Strengths of the present study included detailed dietary information using validated tools and the ability to compare racial/ethnic groups for differences in diet quality instead of comparing with previous studies or population estimates. We were able to adjust for several important confounders and formulate the role of important determinants. The study also had several potential limitations. First, maternal BMI was based on self-reported height and weight, and the mothers also reported paternal weight and height. Self-reported height tends to be slightly overestimated and weight underestimated, resulting in an underestimation of BMI( Reference Stewart, Jackson and Ford 53 ). Furthermore, white adults are more likely than blacks and Hispanics to under-report BMI, which suggests that the racial/ethnic differences in maternal BMI might be slightly overestimated in our study( Reference Wen and Kowaleski-Jones 54 ). Second, the sample was not fully representative for the general population. For example, the education and income levels of our study population were relatively high. Additionally the sample was collected in an urban setting. Our results may not be generalizable to more socio-economically disadvantaged populations or outside urban settings. Third, the Harvard FFQ was validated only in Native American and Caucasian children. The intake of foods might be underestimated for black and Hispanic children due to lack of ethnic-specific food items in the questionnaire, although parents had the ability to include other foods their child eats at least once weekly in a separate section of the questionnaire. Fourth, nutrient intake and especially total energy intake are difficult to measure with FFQ. However, there is no evidence to assume that estimated errors would be different for the racial/ethnic groups, so our estimates of relative differences are likely to be accurate. Finally, due to small samples of blacks and Hispanics, the lack of significant differences in dietary intake might be due to a lack of statistical power. Alternatively, we might have underestimated the ethnic differences in diet due to selection.
Conclusion
In sum, our results suggest that there are several racial/ethnic differences in the dietary intake of 3-year-olds. Compared with white children, black and Hispanic children ate more unhealthy foods such as sugar-sweetened beverages and less low-fat dairy. Total energy intake was substantially higher in Hispanic children; however, intakes of snack food (Hispanic children) and fat (black children) tended to be lower. Awareness of these racial/ethnic differences in diet is of public health relevance since the US black and Hispanic population is not only large but represents groups that have higher prevalences of obesity and chronic diseases.
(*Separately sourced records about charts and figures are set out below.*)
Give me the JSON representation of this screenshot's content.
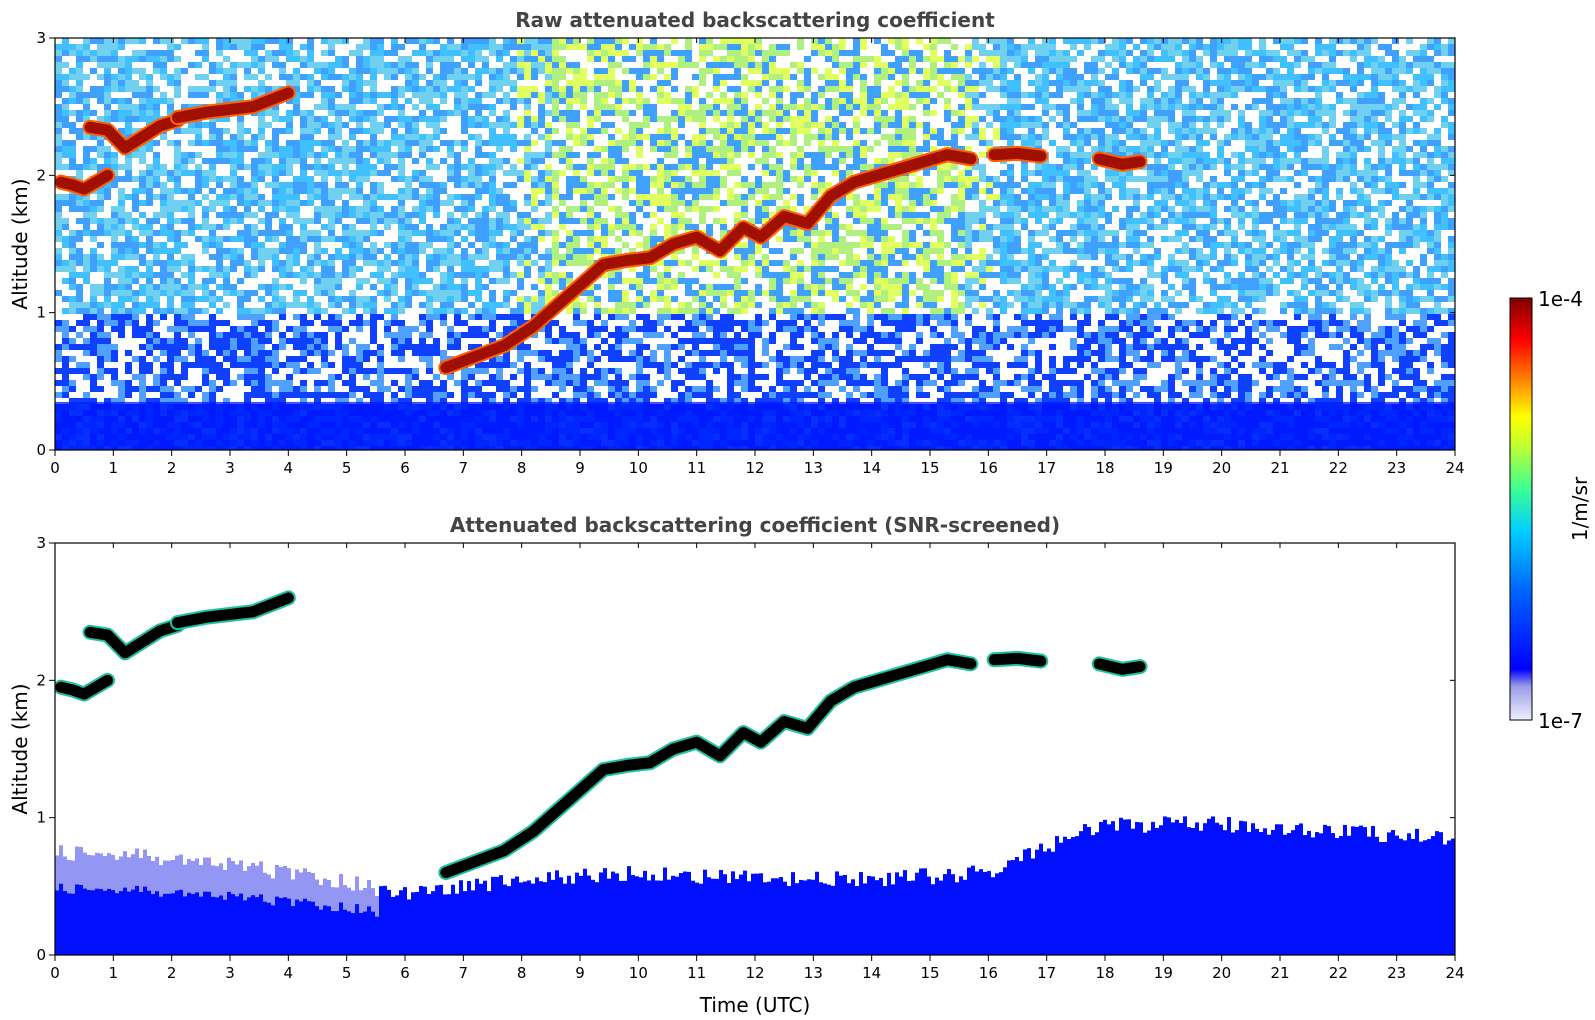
{
  "chart_data": [
    {
      "type": "heatmap",
      "title": "Raw attenuated backscattering coefficient",
      "xlabel": "",
      "ylabel": "Altitude (km)",
      "xlim": [
        0,
        24
      ],
      "ylim": [
        0,
        3
      ],
      "x_ticks": [
        "0",
        "1",
        "2",
        "3",
        "4",
        "5",
        "6",
        "7",
        "8",
        "9",
        "10",
        "11",
        "12",
        "13",
        "14",
        "15",
        "16",
        "17",
        "18",
        "19",
        "20",
        "21",
        "22",
        "23",
        "24"
      ],
      "y_ticks": [
        "0",
        "1",
        "2",
        "3"
      ],
      "layers": [
        {
          "name": "boundary layer",
          "x": [
            0,
            24
          ],
          "top": [
            0.35,
            0.35
          ]
        },
        {
          "name": "cloud",
          "x": [
            0.1,
            0.3,
            0.5,
            0.7,
            0.9
          ],
          "y": [
            1.95,
            1.93,
            1.9,
            1.95,
            2.0
          ]
        },
        {
          "name": "cloud",
          "x": [
            0.6,
            0.9,
            1.2,
            1.5,
            1.8,
            2.1
          ],
          "y": [
            2.35,
            2.33,
            2.2,
            2.28,
            2.36,
            2.4
          ]
        },
        {
          "name": "cloud",
          "x": [
            2.1,
            2.6,
            3.0,
            3.4,
            3.7,
            4.0
          ],
          "y": [
            2.42,
            2.46,
            2.48,
            2.5,
            2.55,
            2.6
          ]
        },
        {
          "name": "cloud",
          "x": [
            6.7,
            7.2,
            7.7,
            8.2,
            8.6,
            9.0,
            9.4,
            9.8,
            10.2,
            10.6,
            11.0,
            11.4,
            11.8,
            12.1,
            12.5,
            12.9,
            13.3,
            13.7,
            14.1,
            14.5,
            14.9,
            15.3,
            15.7
          ],
          "y": [
            0.6,
            0.68,
            0.76,
            0.9,
            1.05,
            1.2,
            1.35,
            1.38,
            1.4,
            1.5,
            1.55,
            1.45,
            1.62,
            1.55,
            1.7,
            1.65,
            1.85,
            1.95,
            2.0,
            2.05,
            2.1,
            2.15,
            2.12
          ]
        },
        {
          "name": "cloud",
          "x": [
            16.1,
            16.5,
            16.9
          ],
          "y": [
            2.15,
            2.16,
            2.14
          ]
        },
        {
          "name": "cloud",
          "x": [
            17.9,
            18.3,
            18.6
          ],
          "y": [
            2.12,
            2.08,
            2.1
          ]
        }
      ]
    },
    {
      "type": "heatmap",
      "title": "Attenuated backscattering coefficient (SNR-screened)",
      "xlabel": "Time (UTC)",
      "ylabel": "Altitude (km)",
      "xlim": [
        0,
        24
      ],
      "ylim": [
        0,
        3
      ],
      "x_ticks": [
        "0",
        "1",
        "2",
        "3",
        "4",
        "5",
        "6",
        "7",
        "8",
        "9",
        "10",
        "11",
        "12",
        "13",
        "14",
        "15",
        "16",
        "17",
        "18",
        "19",
        "20",
        "21",
        "22",
        "23",
        "24"
      ],
      "y_ticks": [
        "0",
        "1",
        "2",
        "3"
      ],
      "layers": [
        {
          "name": "boundary layer",
          "x": [
            0,
            2,
            4,
            6,
            7,
            8,
            10,
            12,
            14,
            16,
            17,
            18,
            20,
            22,
            24
          ],
          "top": [
            0.75,
            0.7,
            0.6,
            0.45,
            0.5,
            0.55,
            0.6,
            0.55,
            0.55,
            0.6,
            0.8,
            0.95,
            0.95,
            0.9,
            0.85
          ]
        },
        {
          "name": "cloud",
          "x": [
            0.1,
            0.3,
            0.5,
            0.7,
            0.9
          ],
          "y": [
            1.95,
            1.93,
            1.9,
            1.95,
            2.0
          ]
        },
        {
          "name": "cloud",
          "x": [
            0.6,
            0.9,
            1.2,
            1.5,
            1.8,
            2.1
          ],
          "y": [
            2.35,
            2.33,
            2.2,
            2.28,
            2.36,
            2.4
          ]
        },
        {
          "name": "cloud",
          "x": [
            2.1,
            2.6,
            3.0,
            3.4,
            3.7,
            4.0
          ],
          "y": [
            2.42,
            2.46,
            2.48,
            2.5,
            2.55,
            2.6
          ]
        },
        {
          "name": "cloud",
          "x": [
            6.7,
            7.2,
            7.7,
            8.2,
            8.6,
            9.0,
            9.4,
            9.8,
            10.2,
            10.6,
            11.0,
            11.4,
            11.8,
            12.1,
            12.5,
            12.9,
            13.3,
            13.7,
            14.1,
            14.5,
            14.9,
            15.3,
            15.7
          ],
          "y": [
            0.6,
            0.68,
            0.76,
            0.9,
            1.05,
            1.2,
            1.35,
            1.38,
            1.4,
            1.5,
            1.55,
            1.45,
            1.62,
            1.55,
            1.7,
            1.65,
            1.85,
            1.95,
            2.0,
            2.05,
            2.1,
            2.15,
            2.12
          ]
        },
        {
          "name": "cloud",
          "x": [
            16.1,
            16.5,
            16.9
          ],
          "y": [
            2.15,
            2.16,
            2.14
          ]
        },
        {
          "name": "cloud",
          "x": [
            17.9,
            18.3,
            18.6
          ],
          "y": [
            2.12,
            2.08,
            2.1
          ]
        }
      ]
    }
  ],
  "colorbar": {
    "label": "1/m/sr",
    "min_label": "1e-7",
    "max_label": "1e-4",
    "scale": "log",
    "colors": [
      "#f0f0ff",
      "#c8c8f0",
      "#9a9ae8",
      "#0000ff",
      "#0040ff",
      "#0080ff",
      "#00c0ff",
      "#00ffd0",
      "#60ff80",
      "#b0ff40",
      "#ffff00",
      "#ffb000",
      "#ff6000",
      "#ff0000",
      "#c00000",
      "#800000"
    ]
  }
}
Being a mother born outside the USA was associated with more healthful intakes of some nutrients and lower intake of fast food for her offspring. Because diet may affect weight gain or chronic diseases in later life, health professionals should encourage immigrant mothers to retain their traditional diets that contain less trans-fat and saturated fat and more dietary fibre.
Acknowledgements
Sources of funding: This study was supported by a grant from the National Institute on Minority Health and Health Disparities (MD 003963). Conflicts of interest: There is no conflict of interest. Authors’ contributions: M.L.A.d.H. and E.M.T. developed the concept of the present study as part of Project Viva. M.L.A.d.H. conducted the analyses and K.P.K. provided statistical advice. All co-authors contributed to interpreting the results and writing the manuscript, and they have read and approved the final version. Acknowledgements: The authors especially thank all participants and staff of Project Viva for their time and involvement.